Ladybug Lil Wins An Awar

Just learned that my picture book, The Ladybug Known as Lil, won the Bronze Award in the prestigious Royal Palm Literary Awards (RPLA) competition given by the Florida Writer’s Association (FWA). The 2019 awards were announced at FWA’s four-day annual conference in Altamonte Springs, Florida. 

The Royal Palm Literary Awards competition is a service of the Florida Writers Association established to recognize excellence in its members published and unpublished works while providing objective and constructive written assessments for all entrants.  I’ve had good results with this organization and the contest!

Chris Coward, RPLA chairperson, declared, “This year was the most competitive RPLA we’ve ever had,” In all, there were 513 qualified submissions in 28 adult genres and 5 youth genres, with published and unpublished entries considered separately.

The Ladybug Known as Lil, won the Bronze award for Unpublished Children’s Picture Books.  My other entry, Danny the Dragon, was a Finalist in the Published Children’s Picture Books.

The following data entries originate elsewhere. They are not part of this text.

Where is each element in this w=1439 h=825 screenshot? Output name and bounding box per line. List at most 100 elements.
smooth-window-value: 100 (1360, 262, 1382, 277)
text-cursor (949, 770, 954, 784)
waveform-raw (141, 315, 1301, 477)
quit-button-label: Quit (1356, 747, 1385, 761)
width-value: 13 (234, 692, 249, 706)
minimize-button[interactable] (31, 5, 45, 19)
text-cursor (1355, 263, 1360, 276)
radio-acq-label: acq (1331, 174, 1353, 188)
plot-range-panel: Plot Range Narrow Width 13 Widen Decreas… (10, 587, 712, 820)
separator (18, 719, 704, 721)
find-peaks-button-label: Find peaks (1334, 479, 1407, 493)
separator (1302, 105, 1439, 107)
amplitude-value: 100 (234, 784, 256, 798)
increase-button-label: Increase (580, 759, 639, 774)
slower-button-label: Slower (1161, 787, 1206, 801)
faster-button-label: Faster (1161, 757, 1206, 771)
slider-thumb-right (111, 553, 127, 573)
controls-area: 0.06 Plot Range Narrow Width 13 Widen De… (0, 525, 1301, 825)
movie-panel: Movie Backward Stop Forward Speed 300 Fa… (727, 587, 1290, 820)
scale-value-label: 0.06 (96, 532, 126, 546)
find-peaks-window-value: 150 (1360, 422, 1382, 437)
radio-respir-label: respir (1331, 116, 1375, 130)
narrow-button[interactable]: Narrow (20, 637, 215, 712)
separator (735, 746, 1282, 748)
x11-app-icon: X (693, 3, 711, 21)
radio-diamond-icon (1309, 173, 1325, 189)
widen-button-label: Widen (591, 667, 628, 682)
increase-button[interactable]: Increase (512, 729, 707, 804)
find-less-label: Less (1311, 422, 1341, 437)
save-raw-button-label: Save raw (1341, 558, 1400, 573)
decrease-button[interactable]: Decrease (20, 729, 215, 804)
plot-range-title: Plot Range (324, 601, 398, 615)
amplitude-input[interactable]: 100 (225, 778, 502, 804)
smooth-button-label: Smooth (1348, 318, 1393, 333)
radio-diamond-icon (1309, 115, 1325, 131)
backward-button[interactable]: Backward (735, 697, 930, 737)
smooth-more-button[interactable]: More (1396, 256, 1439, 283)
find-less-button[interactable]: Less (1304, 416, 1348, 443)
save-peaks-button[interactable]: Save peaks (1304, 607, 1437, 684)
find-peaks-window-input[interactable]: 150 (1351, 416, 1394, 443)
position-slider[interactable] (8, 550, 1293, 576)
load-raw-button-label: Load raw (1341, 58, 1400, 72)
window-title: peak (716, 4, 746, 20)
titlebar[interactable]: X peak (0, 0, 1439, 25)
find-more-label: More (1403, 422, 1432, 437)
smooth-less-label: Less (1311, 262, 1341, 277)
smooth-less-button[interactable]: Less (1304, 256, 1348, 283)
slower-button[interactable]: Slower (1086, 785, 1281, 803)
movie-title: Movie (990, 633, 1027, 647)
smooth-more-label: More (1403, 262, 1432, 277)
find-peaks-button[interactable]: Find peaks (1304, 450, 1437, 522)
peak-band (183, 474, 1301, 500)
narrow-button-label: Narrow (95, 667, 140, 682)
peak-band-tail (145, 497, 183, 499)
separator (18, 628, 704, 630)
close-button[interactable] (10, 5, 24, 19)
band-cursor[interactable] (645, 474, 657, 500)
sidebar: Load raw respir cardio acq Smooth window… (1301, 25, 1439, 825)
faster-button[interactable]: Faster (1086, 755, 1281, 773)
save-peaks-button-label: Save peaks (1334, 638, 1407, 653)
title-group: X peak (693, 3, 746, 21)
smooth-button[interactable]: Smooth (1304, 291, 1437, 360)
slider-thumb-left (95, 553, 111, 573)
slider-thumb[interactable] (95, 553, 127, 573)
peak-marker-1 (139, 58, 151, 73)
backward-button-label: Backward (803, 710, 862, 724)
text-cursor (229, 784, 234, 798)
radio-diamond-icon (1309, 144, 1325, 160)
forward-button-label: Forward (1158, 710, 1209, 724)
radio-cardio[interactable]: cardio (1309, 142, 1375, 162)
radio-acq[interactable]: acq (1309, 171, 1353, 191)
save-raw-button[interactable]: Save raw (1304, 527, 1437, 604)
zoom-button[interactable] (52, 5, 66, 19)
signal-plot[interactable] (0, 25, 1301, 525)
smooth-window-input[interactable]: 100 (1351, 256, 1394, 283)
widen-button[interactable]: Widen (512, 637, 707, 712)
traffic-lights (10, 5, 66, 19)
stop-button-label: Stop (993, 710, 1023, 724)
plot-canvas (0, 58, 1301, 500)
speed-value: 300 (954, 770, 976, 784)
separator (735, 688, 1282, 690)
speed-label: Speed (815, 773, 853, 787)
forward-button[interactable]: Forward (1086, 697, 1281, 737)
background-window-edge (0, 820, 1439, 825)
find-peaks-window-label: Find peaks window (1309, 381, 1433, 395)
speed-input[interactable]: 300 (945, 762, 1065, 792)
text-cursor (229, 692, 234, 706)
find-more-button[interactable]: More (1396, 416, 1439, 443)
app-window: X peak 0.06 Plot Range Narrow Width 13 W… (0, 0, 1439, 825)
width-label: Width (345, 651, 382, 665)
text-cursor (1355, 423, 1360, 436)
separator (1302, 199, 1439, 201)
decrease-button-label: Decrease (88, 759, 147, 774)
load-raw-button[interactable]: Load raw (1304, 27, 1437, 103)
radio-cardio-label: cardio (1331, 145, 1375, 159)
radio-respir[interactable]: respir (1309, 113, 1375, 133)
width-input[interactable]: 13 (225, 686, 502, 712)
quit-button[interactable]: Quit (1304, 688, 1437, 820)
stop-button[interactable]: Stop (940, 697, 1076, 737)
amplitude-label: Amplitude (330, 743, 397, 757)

Mouse in the Manager was a Finalist in the 2015 RPLA, and Tommie Turtle’s Secret was best Children’s Picture Book and Book of the Year in 2008. All three books have been endorsed by the American Dyslexia Association for easy reading for children.

In case you’ve forgotten the story of Ladybug Lil — Ladybug Lil, star singer at the Pumpkin Club, rides her roach through the night to find sheriff Bugaboo, and ride with the posse to save Pumpkin Town from the invasion of the dreaded Aphid Gang.

There is an extensive THINGS TO LEARN section with information about the insects in the story.  It’s a good introduction to entomology, the study of insects.

Visit for information about my award winning books.

4 thoughts on “Ladybug Lil Wins An Award

  1. Kim Grant

    Very timely book UNC because recently the New York Times had an article on scientists just noticing that insects have been on a radical decline that is just being studied. A scientist first noticed that the windshiels on cars were completely clean in the summer, unlike the mess they used to be (this is in Germany I think) and the same has happened in Michigan. I think they are now looking to see if it is linked to the big decline in the bird population. If these new generations can can learn about the value of even bugs at the age of your target audience, you’ve accomplished something important.